> Janvier 2017

Cap vers la réforme des données personnelles

La nouvelle législation européenne – ou General Data Protection Regulation (GDPR) – entrera en vigueur en mai 2018. Tour d’horizon de ce que vous devez dès à présent savoir sur ce changement de cadre juridique.

GDPR : kesako ?
Entrée en vigueur en avril dernier, et publiée au Journal officiel de l’Union européenne le 4 mai, la réforme du droit de la protection des données personnelles entrera en vigueur le 25 mai 2018. Il vous reste donc un peu plus d’une année pour adapter votre politique de gouvernance en la matière.
Le développement des réseaux sociaux ainsi que l’apparition du cloud, privé et public, ont nécessité une révision de la législation antérieure. Le GDPR doit ainsi simplifier et harmoniser la protection des données au sein des 28 pays de l’UE, et clarifier les obligations des entreprises collectant, gérant ou stockant des données.
À noter que ce règlement s’applique également aux entreprises et sous-traitants non établis dans l’UE, dès lors que leurs activités concernent l’offre de biens ou de services de personnes résidant au sein de l’Union européenne.

Quelles obligations pour les entreprises françaises ?
Dès à présent, et à compter du 25 mai 2018 sous peine de sanctions, les entreprises devront obligatoirement informer leurs clients de leur politique en vigueur en matière de protection des données.

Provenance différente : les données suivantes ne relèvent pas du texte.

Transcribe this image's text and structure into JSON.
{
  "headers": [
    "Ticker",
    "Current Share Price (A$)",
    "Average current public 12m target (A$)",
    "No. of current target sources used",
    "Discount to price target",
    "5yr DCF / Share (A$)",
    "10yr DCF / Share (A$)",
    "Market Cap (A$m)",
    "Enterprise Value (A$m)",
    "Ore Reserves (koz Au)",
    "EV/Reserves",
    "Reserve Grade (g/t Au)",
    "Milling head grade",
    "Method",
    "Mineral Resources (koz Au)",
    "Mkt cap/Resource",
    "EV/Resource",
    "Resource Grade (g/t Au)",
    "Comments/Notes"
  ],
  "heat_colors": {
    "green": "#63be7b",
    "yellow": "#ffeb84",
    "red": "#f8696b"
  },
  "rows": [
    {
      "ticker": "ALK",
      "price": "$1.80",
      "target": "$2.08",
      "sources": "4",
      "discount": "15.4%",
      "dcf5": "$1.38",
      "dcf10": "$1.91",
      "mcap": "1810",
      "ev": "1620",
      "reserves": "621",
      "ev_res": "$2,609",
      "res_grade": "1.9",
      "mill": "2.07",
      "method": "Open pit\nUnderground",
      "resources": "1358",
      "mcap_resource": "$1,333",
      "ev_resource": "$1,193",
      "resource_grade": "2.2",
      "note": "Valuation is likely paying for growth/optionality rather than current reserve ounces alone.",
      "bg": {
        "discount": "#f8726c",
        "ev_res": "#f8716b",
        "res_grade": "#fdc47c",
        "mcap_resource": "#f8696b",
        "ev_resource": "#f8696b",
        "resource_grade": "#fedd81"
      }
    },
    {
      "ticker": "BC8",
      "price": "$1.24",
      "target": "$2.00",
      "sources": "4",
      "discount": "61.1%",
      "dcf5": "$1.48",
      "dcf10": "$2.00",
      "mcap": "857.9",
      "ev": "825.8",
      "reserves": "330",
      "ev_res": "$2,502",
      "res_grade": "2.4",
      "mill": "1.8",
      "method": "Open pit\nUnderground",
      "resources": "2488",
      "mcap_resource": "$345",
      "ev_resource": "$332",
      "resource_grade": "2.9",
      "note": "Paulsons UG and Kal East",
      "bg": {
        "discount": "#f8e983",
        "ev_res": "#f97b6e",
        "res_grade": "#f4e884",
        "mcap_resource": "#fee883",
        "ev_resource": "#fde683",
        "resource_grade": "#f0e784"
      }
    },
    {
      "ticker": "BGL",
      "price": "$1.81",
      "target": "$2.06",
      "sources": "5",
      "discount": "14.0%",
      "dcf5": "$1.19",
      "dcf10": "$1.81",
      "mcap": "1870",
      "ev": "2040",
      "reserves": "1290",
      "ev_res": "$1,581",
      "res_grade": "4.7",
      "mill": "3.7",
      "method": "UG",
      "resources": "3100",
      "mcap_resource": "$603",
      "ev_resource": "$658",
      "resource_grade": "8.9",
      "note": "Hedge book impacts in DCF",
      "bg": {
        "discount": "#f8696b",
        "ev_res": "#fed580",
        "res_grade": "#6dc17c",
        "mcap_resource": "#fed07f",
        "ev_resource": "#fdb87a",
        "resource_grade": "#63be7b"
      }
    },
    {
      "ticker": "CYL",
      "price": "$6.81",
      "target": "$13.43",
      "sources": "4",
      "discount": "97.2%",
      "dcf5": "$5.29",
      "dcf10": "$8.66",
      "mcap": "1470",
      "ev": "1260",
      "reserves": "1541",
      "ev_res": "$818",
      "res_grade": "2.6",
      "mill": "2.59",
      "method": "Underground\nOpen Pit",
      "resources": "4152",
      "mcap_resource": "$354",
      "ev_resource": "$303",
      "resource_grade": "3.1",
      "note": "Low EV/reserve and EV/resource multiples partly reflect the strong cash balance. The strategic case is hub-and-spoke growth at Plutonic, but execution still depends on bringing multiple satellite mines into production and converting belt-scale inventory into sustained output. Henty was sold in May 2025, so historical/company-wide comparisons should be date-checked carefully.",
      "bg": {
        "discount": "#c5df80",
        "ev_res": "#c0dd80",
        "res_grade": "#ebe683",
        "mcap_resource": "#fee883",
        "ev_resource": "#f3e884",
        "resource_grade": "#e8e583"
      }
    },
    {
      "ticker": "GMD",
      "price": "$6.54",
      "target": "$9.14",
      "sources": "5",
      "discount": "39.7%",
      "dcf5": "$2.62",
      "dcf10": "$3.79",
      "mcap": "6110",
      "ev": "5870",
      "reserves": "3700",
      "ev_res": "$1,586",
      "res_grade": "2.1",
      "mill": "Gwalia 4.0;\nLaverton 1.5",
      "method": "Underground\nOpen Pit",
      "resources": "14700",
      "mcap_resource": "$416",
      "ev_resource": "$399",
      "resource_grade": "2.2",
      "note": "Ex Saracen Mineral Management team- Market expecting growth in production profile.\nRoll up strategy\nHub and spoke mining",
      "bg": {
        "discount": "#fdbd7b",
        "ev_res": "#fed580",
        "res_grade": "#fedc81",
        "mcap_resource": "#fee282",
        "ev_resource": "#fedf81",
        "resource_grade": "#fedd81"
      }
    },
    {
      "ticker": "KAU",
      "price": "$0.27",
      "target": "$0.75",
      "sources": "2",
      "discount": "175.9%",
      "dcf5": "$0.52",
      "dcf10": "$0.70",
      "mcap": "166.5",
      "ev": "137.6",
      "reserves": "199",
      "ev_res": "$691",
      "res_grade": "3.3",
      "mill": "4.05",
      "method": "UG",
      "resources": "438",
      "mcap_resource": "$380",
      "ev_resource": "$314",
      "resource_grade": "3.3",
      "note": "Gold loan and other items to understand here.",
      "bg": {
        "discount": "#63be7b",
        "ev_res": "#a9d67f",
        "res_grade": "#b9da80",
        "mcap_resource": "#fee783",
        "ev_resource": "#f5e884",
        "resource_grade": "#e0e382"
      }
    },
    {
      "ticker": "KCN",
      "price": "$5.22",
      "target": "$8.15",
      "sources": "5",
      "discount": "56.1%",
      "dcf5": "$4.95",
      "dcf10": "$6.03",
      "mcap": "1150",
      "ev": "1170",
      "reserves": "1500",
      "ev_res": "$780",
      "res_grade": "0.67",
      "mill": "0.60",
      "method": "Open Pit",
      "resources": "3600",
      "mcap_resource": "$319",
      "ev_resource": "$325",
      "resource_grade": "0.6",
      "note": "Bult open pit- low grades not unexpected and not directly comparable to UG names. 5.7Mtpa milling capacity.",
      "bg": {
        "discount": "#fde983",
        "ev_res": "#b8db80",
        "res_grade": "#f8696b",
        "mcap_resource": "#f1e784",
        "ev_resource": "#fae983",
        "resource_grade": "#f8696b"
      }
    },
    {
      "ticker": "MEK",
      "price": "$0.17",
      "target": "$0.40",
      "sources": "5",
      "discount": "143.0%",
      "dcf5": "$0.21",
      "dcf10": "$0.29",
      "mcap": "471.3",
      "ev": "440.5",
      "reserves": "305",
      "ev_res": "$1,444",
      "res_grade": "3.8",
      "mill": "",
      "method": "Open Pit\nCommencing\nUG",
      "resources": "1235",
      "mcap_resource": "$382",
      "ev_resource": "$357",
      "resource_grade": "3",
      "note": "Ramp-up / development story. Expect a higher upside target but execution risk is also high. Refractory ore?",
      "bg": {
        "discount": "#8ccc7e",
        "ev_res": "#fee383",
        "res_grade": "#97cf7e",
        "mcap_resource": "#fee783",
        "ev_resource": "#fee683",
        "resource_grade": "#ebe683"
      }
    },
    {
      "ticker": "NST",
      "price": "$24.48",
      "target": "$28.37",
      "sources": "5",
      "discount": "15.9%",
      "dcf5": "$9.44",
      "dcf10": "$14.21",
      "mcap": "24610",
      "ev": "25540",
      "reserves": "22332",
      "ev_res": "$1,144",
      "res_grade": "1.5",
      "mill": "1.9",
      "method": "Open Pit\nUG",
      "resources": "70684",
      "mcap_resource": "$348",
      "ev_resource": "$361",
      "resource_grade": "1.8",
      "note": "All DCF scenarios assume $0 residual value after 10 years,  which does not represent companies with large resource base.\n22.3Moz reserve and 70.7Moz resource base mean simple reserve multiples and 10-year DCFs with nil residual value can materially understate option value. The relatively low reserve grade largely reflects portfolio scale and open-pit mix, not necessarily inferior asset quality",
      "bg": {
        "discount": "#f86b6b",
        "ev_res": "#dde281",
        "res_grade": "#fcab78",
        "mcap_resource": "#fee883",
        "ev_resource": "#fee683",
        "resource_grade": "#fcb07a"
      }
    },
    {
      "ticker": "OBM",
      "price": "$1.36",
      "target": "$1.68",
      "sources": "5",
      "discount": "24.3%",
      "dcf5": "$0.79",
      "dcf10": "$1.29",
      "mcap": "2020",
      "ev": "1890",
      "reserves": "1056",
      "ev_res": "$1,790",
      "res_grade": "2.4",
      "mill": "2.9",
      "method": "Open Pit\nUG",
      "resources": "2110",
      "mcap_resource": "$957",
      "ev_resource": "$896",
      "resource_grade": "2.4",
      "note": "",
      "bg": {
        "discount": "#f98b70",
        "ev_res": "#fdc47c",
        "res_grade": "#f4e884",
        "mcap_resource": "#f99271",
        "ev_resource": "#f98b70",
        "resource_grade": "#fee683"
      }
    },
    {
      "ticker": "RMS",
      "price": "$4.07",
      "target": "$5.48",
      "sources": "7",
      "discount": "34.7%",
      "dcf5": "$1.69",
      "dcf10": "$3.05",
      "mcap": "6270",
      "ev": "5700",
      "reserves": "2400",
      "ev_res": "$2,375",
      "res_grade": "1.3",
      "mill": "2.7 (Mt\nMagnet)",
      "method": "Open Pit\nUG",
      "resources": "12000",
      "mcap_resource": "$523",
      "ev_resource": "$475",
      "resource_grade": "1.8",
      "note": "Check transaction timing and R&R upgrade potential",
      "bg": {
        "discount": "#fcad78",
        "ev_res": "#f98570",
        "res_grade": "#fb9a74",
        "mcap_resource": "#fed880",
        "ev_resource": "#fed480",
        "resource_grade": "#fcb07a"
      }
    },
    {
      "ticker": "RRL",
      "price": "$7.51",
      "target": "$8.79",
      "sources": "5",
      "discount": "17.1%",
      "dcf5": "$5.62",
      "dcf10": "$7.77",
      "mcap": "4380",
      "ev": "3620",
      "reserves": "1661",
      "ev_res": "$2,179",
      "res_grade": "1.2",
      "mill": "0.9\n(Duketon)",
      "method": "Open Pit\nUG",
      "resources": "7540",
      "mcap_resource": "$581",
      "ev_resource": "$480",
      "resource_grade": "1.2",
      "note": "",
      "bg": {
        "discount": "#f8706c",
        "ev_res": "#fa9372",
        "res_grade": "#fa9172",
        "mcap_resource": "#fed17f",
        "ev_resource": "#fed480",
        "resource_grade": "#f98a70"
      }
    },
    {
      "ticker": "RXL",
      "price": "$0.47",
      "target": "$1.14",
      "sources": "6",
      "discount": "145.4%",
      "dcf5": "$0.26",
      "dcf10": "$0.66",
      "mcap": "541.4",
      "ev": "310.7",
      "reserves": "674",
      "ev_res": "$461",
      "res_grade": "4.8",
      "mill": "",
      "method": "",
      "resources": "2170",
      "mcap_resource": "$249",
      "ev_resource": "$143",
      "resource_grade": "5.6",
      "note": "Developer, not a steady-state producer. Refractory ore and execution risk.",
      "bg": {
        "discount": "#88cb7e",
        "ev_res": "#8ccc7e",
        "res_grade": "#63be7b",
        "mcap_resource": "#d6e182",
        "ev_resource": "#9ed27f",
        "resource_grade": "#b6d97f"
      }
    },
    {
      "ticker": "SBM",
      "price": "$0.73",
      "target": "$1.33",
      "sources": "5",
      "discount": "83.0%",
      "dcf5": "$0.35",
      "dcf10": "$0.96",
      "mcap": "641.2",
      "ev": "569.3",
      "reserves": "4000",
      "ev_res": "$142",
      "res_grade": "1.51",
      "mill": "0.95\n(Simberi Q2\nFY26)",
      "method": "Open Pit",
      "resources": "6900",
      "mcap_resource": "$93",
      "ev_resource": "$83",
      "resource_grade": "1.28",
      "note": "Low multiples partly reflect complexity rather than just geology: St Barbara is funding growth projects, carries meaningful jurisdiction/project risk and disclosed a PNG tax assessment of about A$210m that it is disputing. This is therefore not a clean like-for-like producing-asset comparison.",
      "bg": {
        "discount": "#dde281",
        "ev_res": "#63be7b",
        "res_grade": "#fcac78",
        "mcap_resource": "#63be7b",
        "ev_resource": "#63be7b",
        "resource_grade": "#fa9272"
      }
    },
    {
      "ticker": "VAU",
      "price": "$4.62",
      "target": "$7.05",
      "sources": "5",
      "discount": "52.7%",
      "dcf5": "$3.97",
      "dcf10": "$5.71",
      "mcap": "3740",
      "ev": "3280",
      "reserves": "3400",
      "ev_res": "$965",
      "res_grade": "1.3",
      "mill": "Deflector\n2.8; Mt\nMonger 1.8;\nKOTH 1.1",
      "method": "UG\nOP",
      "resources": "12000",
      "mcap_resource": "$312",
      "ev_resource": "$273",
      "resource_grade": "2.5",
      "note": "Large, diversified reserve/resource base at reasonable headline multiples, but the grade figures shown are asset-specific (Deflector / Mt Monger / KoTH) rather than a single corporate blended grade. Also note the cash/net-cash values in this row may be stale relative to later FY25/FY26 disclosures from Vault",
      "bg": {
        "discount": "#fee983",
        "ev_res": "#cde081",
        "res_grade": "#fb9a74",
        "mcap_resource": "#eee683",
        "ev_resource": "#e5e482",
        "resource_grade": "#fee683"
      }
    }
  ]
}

Ces derniers auront en effet le droit de demander la restitution de leurs données dans un format simple et transférable sur le web, une rectification des informations les concernant en cas d’inexactitude ou d’erreur (déjà en vigueur en France), l’effacement de leurs données (ou droit à « l’oubli numérique », sauf quelques exceptions), ainsi que le transfert de ces données vers de nouveaux prestataires.
Il est également nécessaire de rappeler que toute entreprise doit s’engager à protéger les données de l’internaute et à réaliser une étude d’impact en cas de traitements des données à risque (données sensibles, telles que les données génétiques, biométriques, etc.).
Attention dès lors, si ce n’est pas déjà fait, à sensibiliser vos prestataires à cette nouvelle législation. Car en cas de fuite de données personnelles, vous encourez une amende pouvant atteindre 4 % de votre chiffre d’affaires.

Comment s’assurer que son entreprise est en conformité avec le GDPR ?
Pour vérifier que votre structure informatique répond bien aux exigences de la loi, reprenez tous vos contrats passés avec vos prestataires informatiques, notamment s’ils vous fournissent un accès au cloud. Une fois toutes les vérifications opérées, en interne et en externe, vous pourrez demander un certificat européen, d’une durée de cinq ans, attestant de la conformité de votre entreprise.